Jornalismo feminino semeando revoluções
Após trilhar pelo jornalismo, a agora psicóloga, Déborah de Paula Souza explica os impactos das revistas femininas como porta-voz das mulheres brasileiras
Concedendo um olhar metafórico aos significados, qualquer árvore madura hoje em dia já foi uma semente no passado. De semente em semente, diálogos foram crescendo na sociedade. Perspectivas diferentes, renovadas e inovadoras são como galhos que aumentam o tamanho dessa árvore com o passar dos anos.
Se enxergarmos a mídia como quem rega essa planta, o jornalismo tem o potencial para ampliar conversas. Sendo uma admiradora desse mecanismo, Déborah de Paula Souza vagou pelo jornalismo ajudando a plantar tais semestres por meio de um nicho muito específico: as revistas femininas.
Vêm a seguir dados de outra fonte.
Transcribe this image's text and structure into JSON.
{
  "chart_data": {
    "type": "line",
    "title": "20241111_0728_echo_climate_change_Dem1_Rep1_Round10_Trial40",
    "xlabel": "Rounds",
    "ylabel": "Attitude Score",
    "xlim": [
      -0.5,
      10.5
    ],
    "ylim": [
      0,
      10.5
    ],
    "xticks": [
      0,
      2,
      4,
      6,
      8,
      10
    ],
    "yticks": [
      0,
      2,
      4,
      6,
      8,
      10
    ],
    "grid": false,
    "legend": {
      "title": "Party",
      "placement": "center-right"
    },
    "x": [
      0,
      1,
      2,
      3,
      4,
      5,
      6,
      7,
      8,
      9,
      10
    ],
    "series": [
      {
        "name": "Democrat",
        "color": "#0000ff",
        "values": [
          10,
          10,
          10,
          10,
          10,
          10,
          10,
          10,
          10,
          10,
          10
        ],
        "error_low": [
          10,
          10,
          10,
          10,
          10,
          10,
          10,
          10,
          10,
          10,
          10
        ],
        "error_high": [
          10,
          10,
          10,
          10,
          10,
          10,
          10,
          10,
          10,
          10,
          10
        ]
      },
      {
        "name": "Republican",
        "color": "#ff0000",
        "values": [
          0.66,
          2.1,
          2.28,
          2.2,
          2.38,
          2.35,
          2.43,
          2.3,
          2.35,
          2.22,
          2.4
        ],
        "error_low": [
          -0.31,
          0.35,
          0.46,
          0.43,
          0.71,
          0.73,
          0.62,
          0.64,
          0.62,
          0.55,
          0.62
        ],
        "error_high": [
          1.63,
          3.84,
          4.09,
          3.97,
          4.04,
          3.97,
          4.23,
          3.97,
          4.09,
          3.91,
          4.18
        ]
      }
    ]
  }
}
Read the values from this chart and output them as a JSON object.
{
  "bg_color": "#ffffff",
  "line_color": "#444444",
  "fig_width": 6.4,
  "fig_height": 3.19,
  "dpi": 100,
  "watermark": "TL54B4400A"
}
Participando das redações dos títulos Marie Claire e Claudia, ela acumulou histórias e experiências dialogando com o público feminino. Acima de tudo, fazendo parte dos primeiros passos de veículos importantes não apenas para o jornalismo brasileiro, mas para a vida de muitas mulheres. Apaixonada pela escrita, ela mostrou camadas além da superfície das palavras com este trabalho.
Seu ingresso na faculdade ocorreu aos 17 anos, quando entrou para a primeira turma do curso de jornalismo na Pontifícia Universidade Católica de São Paulo (PUC-SP). Indecisa entre a carreira na comunicação e uma graduação em teatro, ela acabou optando por seguir no jornalismo, um caminho que acabou deixando eventualmente.
Hoje, aos 62 anos, Déborah trabalha como psicanalista há mais de uma década, atendendo adultos e adolescentes em seu consultório na cidade de São Paulo. Embora não atue mais como jornalista, sua paixão pela escrita e o mundo artístico continua viva até hoje. Neste ano, ela lançou um livro de poesias intitulado Vermelho Vivo.
Por mais que tenha sido um capítulo encerrado, sua trajetória no jornalismo marca sua história não apenas no sentido profissional, mas como mulher. Na década de 90, Déborah foi uma das jornalistas que atuou na implantação da revista Marie Claire no Brasil. De origem francesa e popular no continente europeu, o título chegou no território brasileiro com um recorte diferente sobre as questões do universo feminino.
O jornalismo feminino com outros olhos
Durante seus anos na faculdade, Déborah tinha certeza de que queria trabalhar com escrita. Com isso, veio o desejo de entrar para uma redação. Por outro lado, o interesse por revistas femininas era quase nulo. Na percepção dela, havia um preconceito muito grande sobre as revistas, advindo de uma cultura machista. Inconscientemente, ela admite que também aderiu a essa perspectiva.
"Eu fui entendendo o que era o jornalismo feminino trabalhando em revista. Entendendo também o grande machismo que havia nas editoras, que consideravam jornalismo feminino uma coisa menor. Talvez eu também considerasse quando eu estava na faculdade", confessa.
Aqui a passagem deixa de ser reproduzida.